Akun lainnya, Masriah Hasan, memberikan komentar senada. Ia mengaku nyaman mengunjungi kompleks TIM, terutama galeri pameran untuk menikmati karya-karya seniman yang ditampilkan. Buat Masriah, pengalaman ini membuatnya lebih mengapresiasi galeri dan karya-karya tersebut.

Kepala Dinas Kebudayaan Provinsi DKI Jakarta, Iwan Henry Wardhana, seperti dikutip Antara, mengatakan rata-rata pengunjung TIM setiap bulannya mencapai 5.990 orang pada Januari-Juni 2023. Bandingkan dengan total kunjungan Januari-Desember 2021 yang hanya 1.775 orang.

Dengan antusiasme dan banyaknya pengunjung, apakah investasi revitalisasi TIM sebesar Rp 1,4 triliun sudah kembali? “Tanpa subsidi pun sulit untuk mengembalikan investasi tersebut,” kata Hilmar Farid, Direktur Jenderal Kebudayaan Kementerian Pendidikan, Kebudayaan, Riset, dan Teknologi.

Hilmar mengatakan, investasi di sektor kebudayaan tidak melulu soal imbal hasil keuangan, apalagi dalam jangka pendek. Ia menilai, alih-alih profit yang harus dinilai adalah dampak sosial dan kultural bagi publik. Dalam hal ini, pengalaman Angki, Masriah, dan para pengunjung TIM adalah refleksi dari manfaat yang tak ternilai. Dengan kata lain, yang perlu diukur adalah social return on investment (SROI) dan cultural return on investment (CROI).

“Kita tidak menghitung pendapatan dari jumlah penonton, tetapi kontribusi kegiatan yang diselenggarakan di TIM atau taman budaya lainnya terhadap peningkatan apresiasi publik, penguatan kohesi sosial dan identitas kultural,” kata Hilmar dalam tulisan opininya di  Harian Kompas, Senin (15/4/2024).

Manfaat investasi untuk pembangunan kebudayaan juga bisa dilihat dalam Indeks Pembangunan Kebudayaan (IPK) yang diluncurkan Kemendikbudristek.

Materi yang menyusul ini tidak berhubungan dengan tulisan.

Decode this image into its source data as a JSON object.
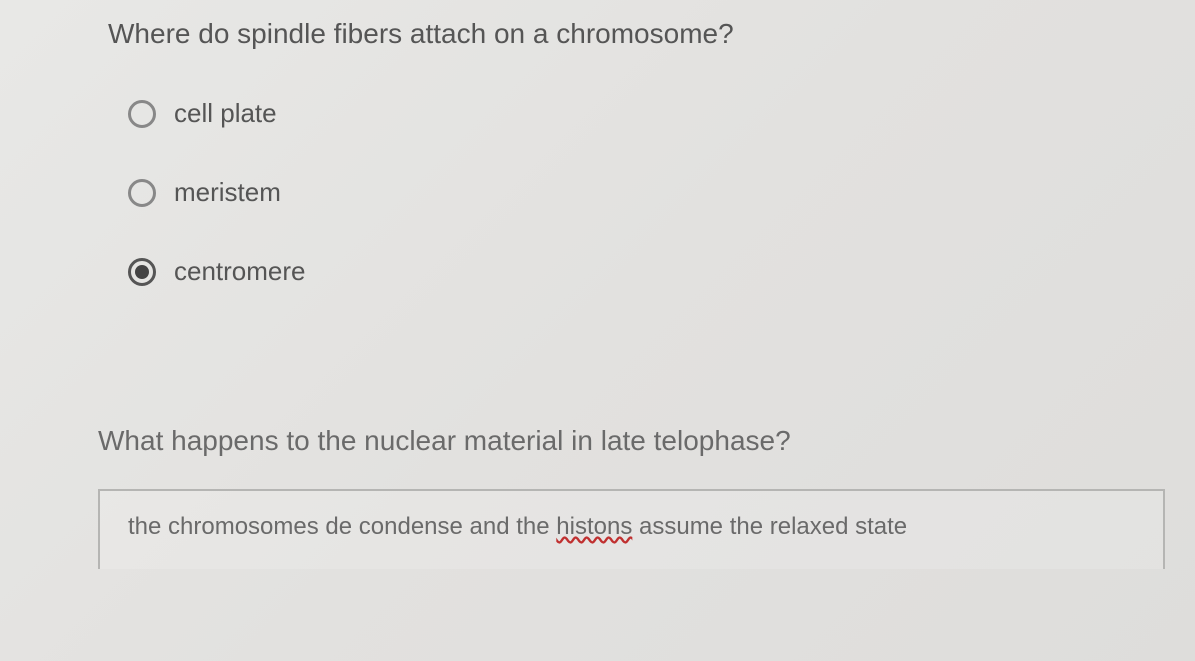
{
  "question1": {
    "text": "Where do spindle fibers attach on a chromosome?",
    "options": [
      {
        "label": "cell plate",
        "selected": false
      },
      {
        "label": "meristem",
        "selected": false
      },
      {
        "label": "centromere",
        "selected": true
      }
    ]
  },
  "question2": {
    "text": "What happens to the nuclear material in late telophase?",
    "answer_prefix": "the chromosomes de condense and the ",
    "answer_misspelled": "histons",
    "answer_suffix": " assume the relaxed state"
  },
  "styling": {
    "bg_gradient_start": "#e8e8e6",
    "bg_gradient_end": "#dedddb",
    "text_color": "#555555",
    "radio_border": "#888888",
    "radio_selected_border": "#555555",
    "radio_dot": "#444444",
    "answer_border": "#b5b5b3",
    "misspell_underline": "#c03030",
    "question_fontsize": 28,
    "option_fontsize": 26,
    "answer_fontsize": 24
  }
}
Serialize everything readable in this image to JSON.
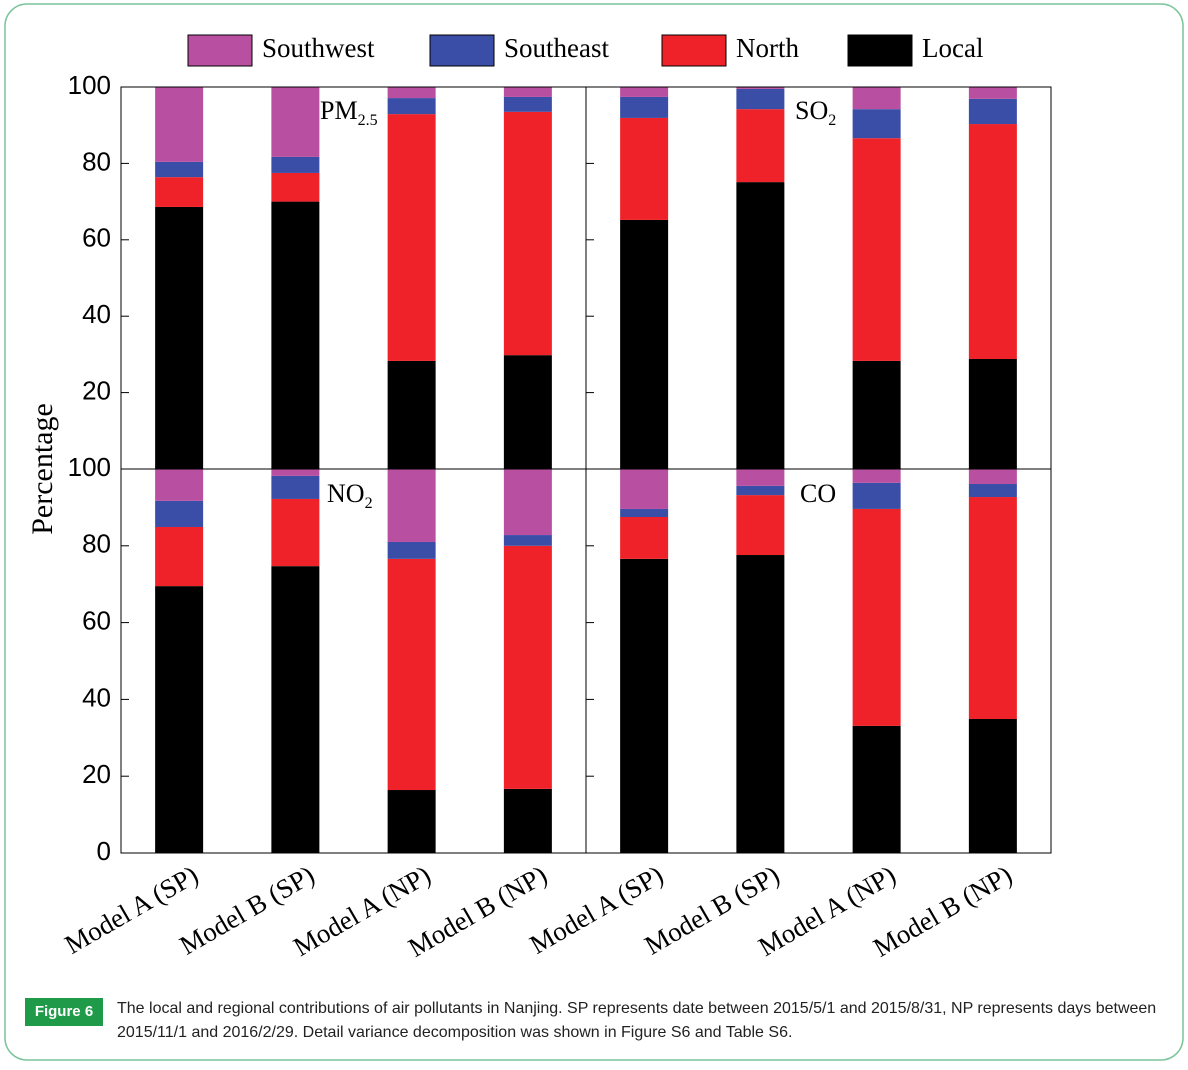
{
  "chart_data": [
    {
      "type": "bar",
      "stacked": true,
      "ylabel": "Percentage",
      "label": "PM",
      "label_sub": "2.5",
      "ylim": [
        0,
        100
      ],
      "yticks": [
        20,
        40,
        60,
        80,
        100
      ],
      "series": [
        {
          "name": "Southwest",
          "color": "#b84fa0",
          "values": [
            19.6,
            18.3,
            2.9,
            2.6
          ]
        },
        {
          "name": "Southeast",
          "color": "#3a4ea8",
          "values": [
            4,
            4.2,
            4.2,
            3.9
          ]
        },
        {
          "name": "North",
          "color": "#ee2228",
          "values": [
            7.8,
            7.5,
            64.6,
            63.7
          ]
        },
        {
          "name": "Local",
          "color": "#000000",
          "values": [
            68.6,
            70,
            28.3,
            29.8
          ]
        }
      ]
    },
    {
      "type": "bar",
      "stacked": true,
      "label": "SO",
      "label_sub": "2",
      "ylim": [
        0,
        100
      ],
      "yticks": [
        20,
        40,
        60,
        80,
        100
      ],
      "series": [
        {
          "name": "Southwest",
          "color": "#b84fa0",
          "values": [
            2.6,
            0.5,
            5.8,
            3.1
          ]
        },
        {
          "name": "Southeast",
          "color": "#3a4ea8",
          "values": [
            5.5,
            5.3,
            7.6,
            6.6
          ]
        },
        {
          "name": "North",
          "color": "#ee2228",
          "values": [
            26.7,
            19.1,
            58.3,
            61.5
          ]
        },
        {
          "name": "Local",
          "color": "#000000",
          "values": [
            65.2,
            75.1,
            28.3,
            28.8
          ]
        }
      ]
    },
    {
      "type": "bar",
      "stacked": true,
      "label": "NO",
      "label_sub": "2",
      "categories": [
        "Model A (SP)",
        "Model B (SP)",
        "Model A (NP)",
        "Model B (NP)"
      ],
      "ylim": [
        0,
        100
      ],
      "yticks": [
        0,
        20,
        40,
        60,
        80,
        100
      ],
      "series": [
        {
          "name": "Southwest",
          "color": "#b84fa0",
          "values": [
            8.3,
            1.8,
            19,
            17.2
          ]
        },
        {
          "name": "Southeast",
          "color": "#3a4ea8",
          "values": [
            6.8,
            6,
            4.4,
            2.8
          ]
        },
        {
          "name": "North",
          "color": "#ee2228",
          "values": [
            15.4,
            17.5,
            60.2,
            63.3
          ]
        },
        {
          "name": "Local",
          "color": "#000000",
          "values": [
            69.5,
            74.7,
            16.4,
            16.7
          ]
        }
      ]
    },
    {
      "type": "bar",
      "stacked": true,
      "label": "CO",
      "categories": [
        "Model A (SP)",
        "Model B (SP)",
        "Model A (NP)",
        "Model B (NP)"
      ],
      "ylim": [
        0,
        100
      ],
      "yticks": [
        0,
        20,
        40,
        60,
        80,
        100
      ],
      "series": [
        {
          "name": "Southwest",
          "color": "#b84fa0",
          "values": [
            10.4,
            4.4,
            3.6,
            3.9
          ]
        },
        {
          "name": "Southeast",
          "color": "#3a4ea8",
          "values": [
            2.1,
            2.4,
            6.8,
            3.4
          ]
        },
        {
          "name": "North",
          "color": "#ee2228",
          "values": [
            10.9,
            15.6,
            56.5,
            57.8
          ]
        },
        {
          "name": "Local",
          "color": "#000000",
          "values": [
            76.6,
            77.6,
            33.1,
            34.9
          ]
        }
      ]
    }
  ],
  "caption": {
    "label": "Figure 6",
    "text": "The local and regional contributions of air pollutants in Nanjing. SP represents date between 2015/5/1 and 2015/8/31, NP represents days between 2015/11/1 and 2016/2/29. Detail variance decomposition was shown in Figure S6 and Table S6."
  }
}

Indeks yang merupakan kolaborasi dengan Katadata Insight Center (KIC) itu menyebutkan bahwa Indonesia mengantongi skor IPK 55,13 poin pada 2022. Nilai ini melampaui capaian tahun sebelumnya (saat pandemi Covid-19) sebesar 51,9 poin. Skor 0 menunjukkan perkembangan atau kemajuan kebudayaan yang sangat rendah, sedangkan 100 artinya sangat baik.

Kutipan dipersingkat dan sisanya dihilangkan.